Welcome to part 2 of my Learn SQL series! Learning advanced SQL has been a fun ride so far, and to be honest, I’ve been seeing the benefits of understanding SQL so much more and more as I look into advanced data engineering and analytics.
Today’s topic is about CTEs, or also commonly known as Common Table Expressions.
The reason I want to go into CTEs is quite simple - it’s easy to read and understand. I’m sure, many of you would also somewhat agree!
What is a CTE?
A Common Table Expression is a type of temporary table which exists throughout the length of a long query. You can kind of think of it like a temporary result that you can use within main table queries via SELECT, UPDATE, or DELETE statements.
Why CTEs?
As I mentioned before, the main reason why I like CTEs is that they’re so much easier to parse out by eye compared to other temporary expressions such as derived tables.
Consider the following example.
Given the following table, write a SQL query which finds the largest number that only appears once.
num |
---|
8 |
8 |
3 |
3 |
1 |
4 |
5 |
6 |
For the sample table above, the query should return:
num |
---|
6 |
There are two ways to compute this solution. We’ll go over a derived table solution, and a solution which utilizes CTEs.
Solution
The idea behind the solution is simple. We want to do the following:
- Find the set of numbers where total count is not greater than 1
- Find the max number from the set specified in 1
Using a Derived Table
SELECT
MAX(num) AS num
FROM (
SELECT
num
FROM my_numbers
GROUP BY num
HAVING COUNT(*) = 1
) valid_nums
Using a CTE
WITH ValidNums AS (
SELECT
num
FROM my_numbers
GROUP BY num
HAVING COUNT(*) = 1
)
SELECT
MAX(num) AS num
FROM ValidNums
Summary
Did you notice anything different between the two queries?
To be fair, both queries look relatively the same since this problem doesn’t require complicated table joins or filtering. I, however, think it’s important to see that the logical grouping (at eye level) in the CTE solution parses better than the derived query solution.

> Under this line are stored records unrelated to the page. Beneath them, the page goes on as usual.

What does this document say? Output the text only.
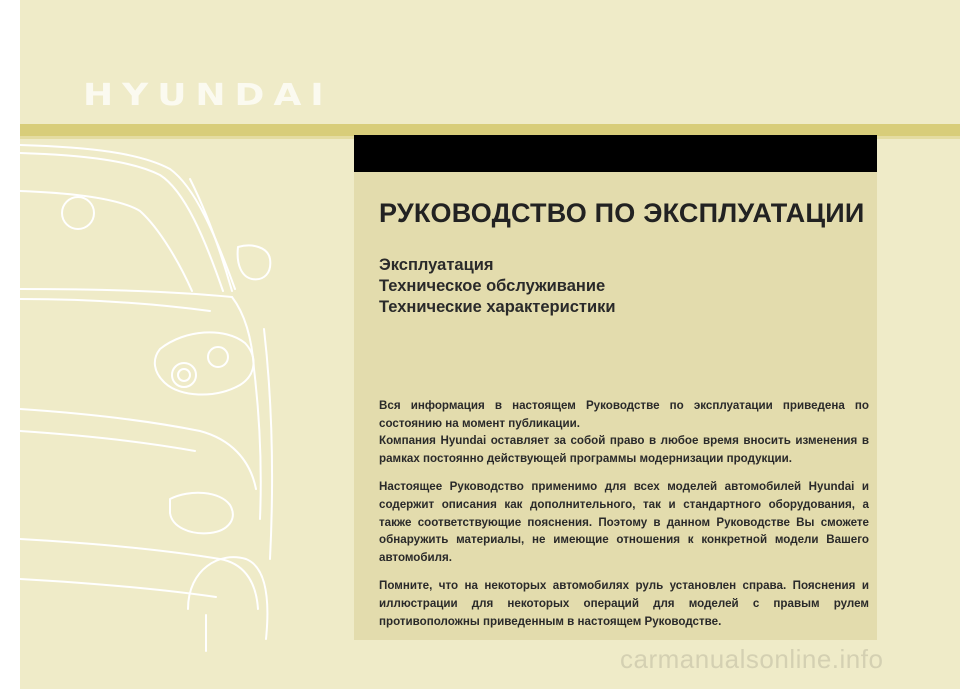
HYUNDAI
РУКОВОДСТВО ПО ЭКСПЛУАТАЦИИ
Эксплуатация
Техническое обслуживание
Технические характеристики

Вся информация в настоящем Руководстве по эксплуатации приведена по состоянию на момент публикации.
Компания Hyundai оставляет за собой право в любое время вносить изменения в рамках постоянно действующей программы модернизации продукции.

Настоящее Руководство применимо для всех моделей автомобилей Hyundai и содержит описания как дополнительного, так и стандартного оборудования, а также соответствующие пояснения. Поэтому в данном Руководстве Вы сможете обнаружить материалы, не имеющие отношения к конкретной модели Вашего автомобиля.

Помните, что на некоторых автомобилях руль установлен справа. Пояснения и иллюстрации для некоторых операций для моделей с правым рулем противоположны приведенным в настоящем Руководстве.

carmanualsonline.info
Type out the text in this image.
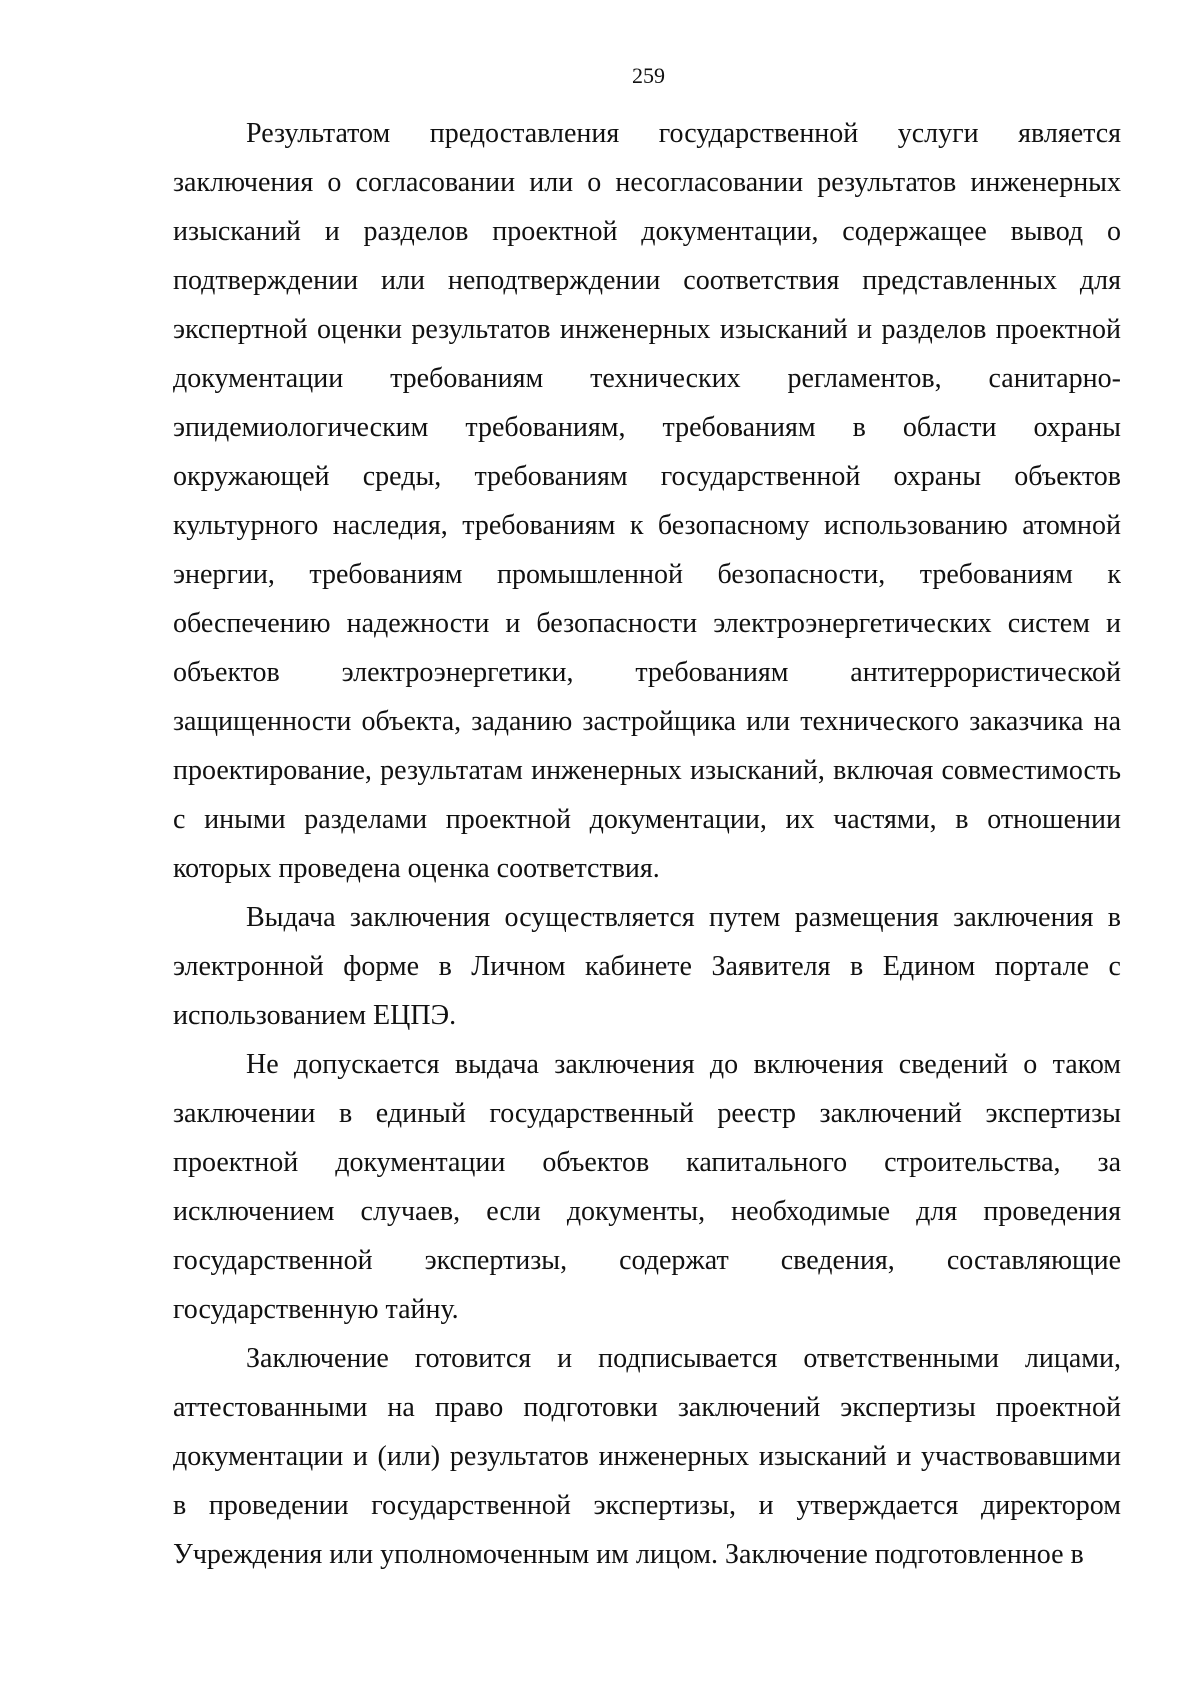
259

Результатом предоставления государственной услуги является заключения о согласовании или о несогласовании результатов инженерных изысканий и разделов проектной документации, содержащее вывод о подтверждении или неподтверждении соответствия представленных для экспертной оценки результатов инженерных изысканий и разделов проектной документации требованиям технических регламентов, санитарно-эпидемиологическим требованиям, требованиям в области охраны окружающей среды, требованиям государственной охраны объектов культурного наследия, требованиям к безопасному использованию атомной энергии, требованиям промышленной безопасности, требованиям к обеспечению надежности и безопасности электроэнергетических систем и объектов электроэнергетики, требованиям антитеррористической защищенности объекта, заданию застройщика или технического заказчика на проектирование, результатам инженерных изысканий, включая совместимость с иными разделами проектной документации, их частями, в отношении которых проведена оценка соответствия.

Выдача заключения осуществляется путем размещения заключения в электронной форме в Личном кабинете Заявителя в Едином портале с использованием ЕЦПЭ.

Не допускается выдача заключения до включения сведений о таком заключении в единый государственный реестр заключений экспертизы проектной документации объектов капитального строительства, за исключением случаев, если документы, необходимые для проведения государственной экспертизы, содержат сведения, составляющие государственную тайну.

Заключение готовится и подписывается ответственными лицами, аттестованными на право подготовки заключений экспертизы проектной документации и (или) результатов инженерных изысканий и участвовавшими в проведении государственной экспертизы, и утверждается директором Учреждения или уполномоченным им лицом. Заключение подготовленное в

It is possible to give longer names to derived queries as well as CTEs. For example, the derived query solution calls our temporary
table: valid_nums
.
This method of naming can cause glance-over parsing difficulty when it involves multiple complex joins. The join names and definitions are usually cluttered on the same lines, which makes it harder to understand.
Kind of like programming best practices, right?
Ready to try it out? I promise you won’t regret it!